If gas poisoning had killed Leah Freindlich, there should have been enough carbon monoxide to flash to fire when the Good Samaritan ran in with her candle.
Back at the Bellevue morgue, the pathologist was suffering from a similar sense of disbelief. The dead woman was sheet pale, all wrong for carbon monoxide poisoning. As the gas saturated the blood, the resulting chemical reaction tended to flush the skin pink.
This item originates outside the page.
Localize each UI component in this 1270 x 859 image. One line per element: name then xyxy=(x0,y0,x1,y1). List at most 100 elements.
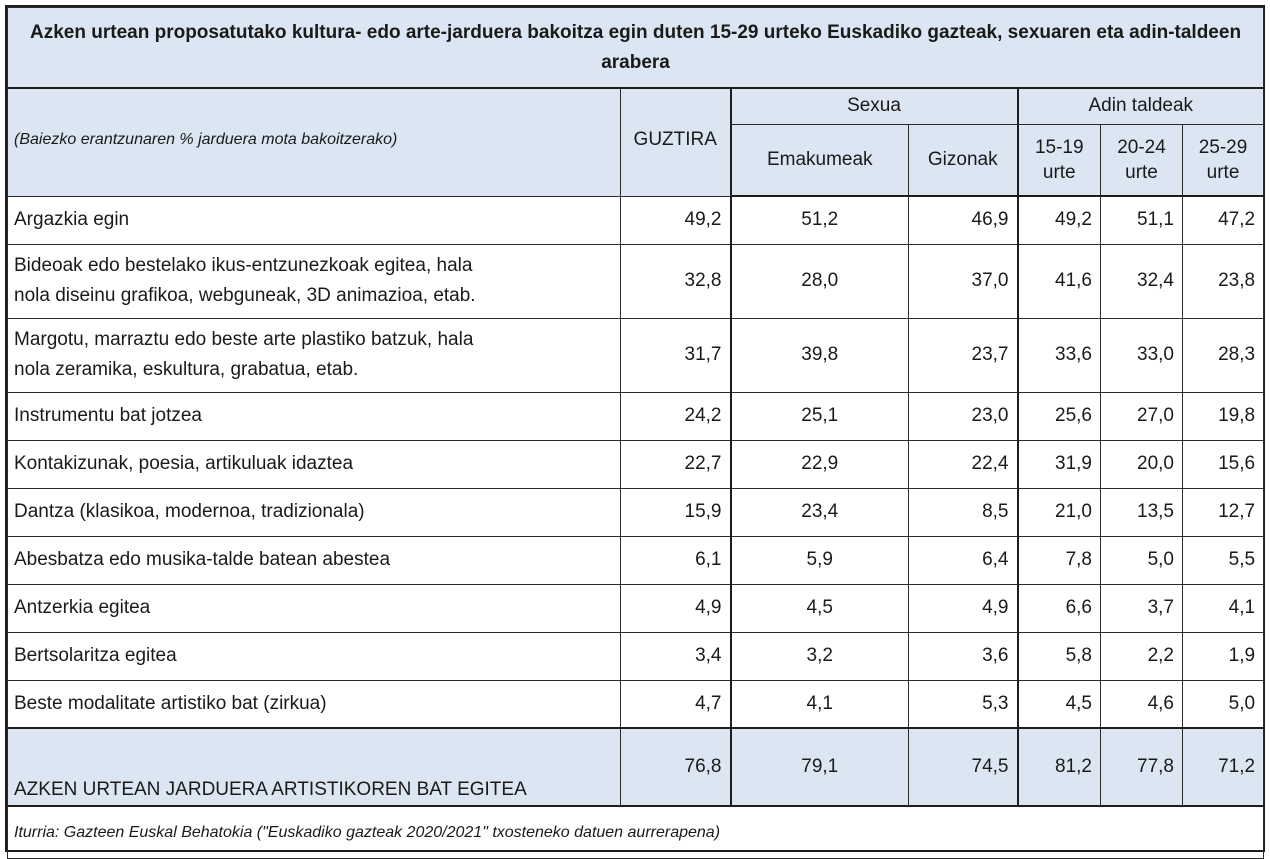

But Leah Freindlich showed none of that rosy coloring.
Before even beginning an autopsy, he drew blood samples from her body and asked the city’s acclaimed forensic chemist, Alexander Gettler, to run an analysis of the blood. The lab report confirmed everyone’s doubts: the blood was loaded with carbon dioxide, a typical result of forced suffocation. But there was no evidence of carbon monoxide. When the pathologist looked more closely at the body, hidden in the hair at the back of her neck, he found a black bruising of fingerprints where someone had pressed, desperately tight.
Freindlich broke into sobs when he was arrested, begged the police to take him to the roof so that he could throw himself off. He couldn’t have killed his wife, he said, no one could have wished her harm. He couldn’t go to jail; what would happen to his children?
He wanted his old life back.
(I’ve used a couple of evocative photographs from the wonderful Tenement Museum in New York’s Lower East Side. I gave a talk there earlier this year and took a tour. There are also beautifully finished recreations of old tenement apartments there and I highly recommend a visit.)